A personal look at living with a disability
My name is Riley Doyle, and I am a graphic designer on the cSw Creative Team this year. I have Congenital Bilateral Perisylvian Syndrome (CBPS), more commonly known as Polymicrogria, the umbrella term. This rare neurological disorder can cause uncontrolled seizures, developmental delays and speech and feeding issues. Doctors are not sure of its cause but it is often a genetic mutation. Treatments include medications to control seizures and intensive physical, occupational and speech therapy.
I was diagnosed at age two and a half after an MRI of my brain revealed that my gyri, the ridges of the brain, were too small and there were too many around the sylvian area. My parents took me to a neurologist at the National Institutes of Health where they learned that I would probably have seizures, be cognitively delayed and always need a device to communicate. However, my case is mild and I work hard.
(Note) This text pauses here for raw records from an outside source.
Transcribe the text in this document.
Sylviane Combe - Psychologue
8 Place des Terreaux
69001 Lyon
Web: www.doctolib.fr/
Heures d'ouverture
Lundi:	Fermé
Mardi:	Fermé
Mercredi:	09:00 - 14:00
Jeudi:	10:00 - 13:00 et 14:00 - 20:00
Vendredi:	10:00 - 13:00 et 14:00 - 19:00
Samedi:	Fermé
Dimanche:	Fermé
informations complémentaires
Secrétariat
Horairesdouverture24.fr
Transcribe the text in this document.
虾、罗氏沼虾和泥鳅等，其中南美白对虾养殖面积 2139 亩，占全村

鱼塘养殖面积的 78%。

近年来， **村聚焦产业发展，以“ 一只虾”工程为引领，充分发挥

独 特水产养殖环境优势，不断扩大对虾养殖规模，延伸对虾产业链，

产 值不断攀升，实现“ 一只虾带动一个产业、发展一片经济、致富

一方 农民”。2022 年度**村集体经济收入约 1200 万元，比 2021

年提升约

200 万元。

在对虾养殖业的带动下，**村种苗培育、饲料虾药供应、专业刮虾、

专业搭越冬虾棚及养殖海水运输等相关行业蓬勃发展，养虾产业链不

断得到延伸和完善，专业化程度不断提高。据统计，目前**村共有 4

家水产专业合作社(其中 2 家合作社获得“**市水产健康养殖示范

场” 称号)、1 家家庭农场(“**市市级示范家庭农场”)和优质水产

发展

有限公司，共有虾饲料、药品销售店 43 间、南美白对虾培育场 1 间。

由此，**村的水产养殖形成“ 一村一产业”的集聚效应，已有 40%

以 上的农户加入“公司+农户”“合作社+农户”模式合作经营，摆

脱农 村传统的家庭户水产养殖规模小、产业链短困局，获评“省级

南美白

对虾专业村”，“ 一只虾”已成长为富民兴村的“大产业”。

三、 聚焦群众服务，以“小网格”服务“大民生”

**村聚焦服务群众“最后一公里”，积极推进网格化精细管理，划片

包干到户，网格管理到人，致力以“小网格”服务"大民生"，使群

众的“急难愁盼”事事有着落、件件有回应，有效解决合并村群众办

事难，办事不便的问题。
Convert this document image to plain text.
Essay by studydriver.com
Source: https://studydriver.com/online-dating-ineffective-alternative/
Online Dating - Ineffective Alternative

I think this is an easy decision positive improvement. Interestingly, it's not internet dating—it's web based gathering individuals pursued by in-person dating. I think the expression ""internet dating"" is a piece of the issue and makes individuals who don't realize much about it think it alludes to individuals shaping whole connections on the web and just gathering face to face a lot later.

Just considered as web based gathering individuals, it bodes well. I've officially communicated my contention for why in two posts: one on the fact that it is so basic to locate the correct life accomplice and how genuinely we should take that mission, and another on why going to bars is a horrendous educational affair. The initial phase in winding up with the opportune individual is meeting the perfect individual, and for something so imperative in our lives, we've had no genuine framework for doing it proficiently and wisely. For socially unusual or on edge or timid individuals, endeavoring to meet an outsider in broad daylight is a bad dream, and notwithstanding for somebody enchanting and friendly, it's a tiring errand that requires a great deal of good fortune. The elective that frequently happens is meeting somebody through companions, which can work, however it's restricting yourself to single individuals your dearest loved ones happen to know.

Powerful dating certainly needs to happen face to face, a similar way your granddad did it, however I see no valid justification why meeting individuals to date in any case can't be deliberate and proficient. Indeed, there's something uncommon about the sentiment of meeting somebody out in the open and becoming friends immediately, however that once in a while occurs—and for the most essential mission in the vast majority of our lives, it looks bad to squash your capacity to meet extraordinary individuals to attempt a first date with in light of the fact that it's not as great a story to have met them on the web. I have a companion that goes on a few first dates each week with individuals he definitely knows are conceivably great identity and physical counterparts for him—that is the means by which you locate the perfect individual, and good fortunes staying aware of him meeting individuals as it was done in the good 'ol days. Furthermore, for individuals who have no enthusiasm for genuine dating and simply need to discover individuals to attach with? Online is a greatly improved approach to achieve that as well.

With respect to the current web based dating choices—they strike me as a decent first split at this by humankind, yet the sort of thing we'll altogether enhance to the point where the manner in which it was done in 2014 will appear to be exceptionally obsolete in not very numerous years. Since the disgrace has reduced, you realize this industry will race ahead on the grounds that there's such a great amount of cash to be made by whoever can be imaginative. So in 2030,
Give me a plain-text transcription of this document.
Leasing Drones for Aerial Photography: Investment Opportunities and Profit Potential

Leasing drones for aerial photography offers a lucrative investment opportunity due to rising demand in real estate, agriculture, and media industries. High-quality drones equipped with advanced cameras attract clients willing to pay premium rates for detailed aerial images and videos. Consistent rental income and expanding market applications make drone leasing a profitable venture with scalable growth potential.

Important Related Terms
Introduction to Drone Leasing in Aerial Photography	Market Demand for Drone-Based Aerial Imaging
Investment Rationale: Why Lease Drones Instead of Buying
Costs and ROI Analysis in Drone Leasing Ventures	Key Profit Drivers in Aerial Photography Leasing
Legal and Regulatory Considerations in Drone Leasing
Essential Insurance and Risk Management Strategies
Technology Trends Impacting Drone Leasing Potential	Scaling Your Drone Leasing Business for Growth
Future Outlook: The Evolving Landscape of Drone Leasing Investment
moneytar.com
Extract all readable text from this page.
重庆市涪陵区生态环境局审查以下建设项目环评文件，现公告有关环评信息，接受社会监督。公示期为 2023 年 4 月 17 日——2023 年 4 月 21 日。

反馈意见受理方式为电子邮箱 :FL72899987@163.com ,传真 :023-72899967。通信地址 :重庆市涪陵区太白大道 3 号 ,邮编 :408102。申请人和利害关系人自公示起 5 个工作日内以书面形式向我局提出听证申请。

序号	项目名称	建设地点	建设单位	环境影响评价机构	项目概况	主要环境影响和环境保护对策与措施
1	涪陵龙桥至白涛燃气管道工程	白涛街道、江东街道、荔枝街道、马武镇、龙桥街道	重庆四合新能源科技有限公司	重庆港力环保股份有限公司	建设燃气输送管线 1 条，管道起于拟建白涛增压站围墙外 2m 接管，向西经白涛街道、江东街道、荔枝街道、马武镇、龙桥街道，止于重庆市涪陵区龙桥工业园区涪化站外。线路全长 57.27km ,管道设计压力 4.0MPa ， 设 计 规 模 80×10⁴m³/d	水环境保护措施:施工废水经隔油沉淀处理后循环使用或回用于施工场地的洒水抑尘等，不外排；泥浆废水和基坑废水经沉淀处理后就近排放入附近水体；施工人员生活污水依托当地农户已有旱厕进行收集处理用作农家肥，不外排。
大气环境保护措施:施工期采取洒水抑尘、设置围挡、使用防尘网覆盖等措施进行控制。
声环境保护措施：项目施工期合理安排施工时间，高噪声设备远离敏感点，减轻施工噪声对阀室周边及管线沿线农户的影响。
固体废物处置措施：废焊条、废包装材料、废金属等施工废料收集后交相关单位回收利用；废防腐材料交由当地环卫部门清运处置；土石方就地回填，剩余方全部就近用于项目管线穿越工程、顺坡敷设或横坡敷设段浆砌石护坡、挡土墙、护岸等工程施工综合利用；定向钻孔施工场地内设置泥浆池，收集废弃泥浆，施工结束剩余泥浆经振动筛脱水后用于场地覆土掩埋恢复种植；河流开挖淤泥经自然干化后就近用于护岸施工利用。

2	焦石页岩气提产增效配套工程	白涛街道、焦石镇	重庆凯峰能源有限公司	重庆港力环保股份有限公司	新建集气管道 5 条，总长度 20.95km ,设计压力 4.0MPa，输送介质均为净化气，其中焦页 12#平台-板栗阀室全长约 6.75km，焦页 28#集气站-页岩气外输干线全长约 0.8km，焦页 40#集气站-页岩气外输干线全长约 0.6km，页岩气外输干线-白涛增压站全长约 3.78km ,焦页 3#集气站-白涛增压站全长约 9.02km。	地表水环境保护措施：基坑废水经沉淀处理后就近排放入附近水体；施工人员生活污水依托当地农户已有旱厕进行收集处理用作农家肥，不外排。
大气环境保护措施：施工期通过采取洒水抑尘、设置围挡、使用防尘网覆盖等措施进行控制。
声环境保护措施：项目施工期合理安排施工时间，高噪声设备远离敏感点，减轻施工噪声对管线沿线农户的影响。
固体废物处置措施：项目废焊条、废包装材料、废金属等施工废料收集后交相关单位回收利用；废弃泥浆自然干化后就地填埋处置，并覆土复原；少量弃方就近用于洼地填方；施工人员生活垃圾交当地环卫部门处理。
My parents have taken me to speech therapy twice a week since I was two and I had occupational therapy for three years in elementary school. I have never had a seizure and do not need a device to communicate; however, my speech is not typical and some words are hard to understand.
Although I try to look at the positive side of CBPS, I have my share of emotional struggles. My speech delay causes me to have social anxiety, and I worry about what the future holds. People tend to judge me after they hear me speak, but my disability is only one part of me. I also like to eat ice cream, draw and watch ice hockey. If I were asked to give advice to people, I would say to treat me like you want to be treated by others. It sounds cheesy but it is true. My speech does not represent my intelligence. I have the same aspirations that any other high school senior has; going to college, getting a job and living a successful life. Everybody is different, but at the same time, we are all the same.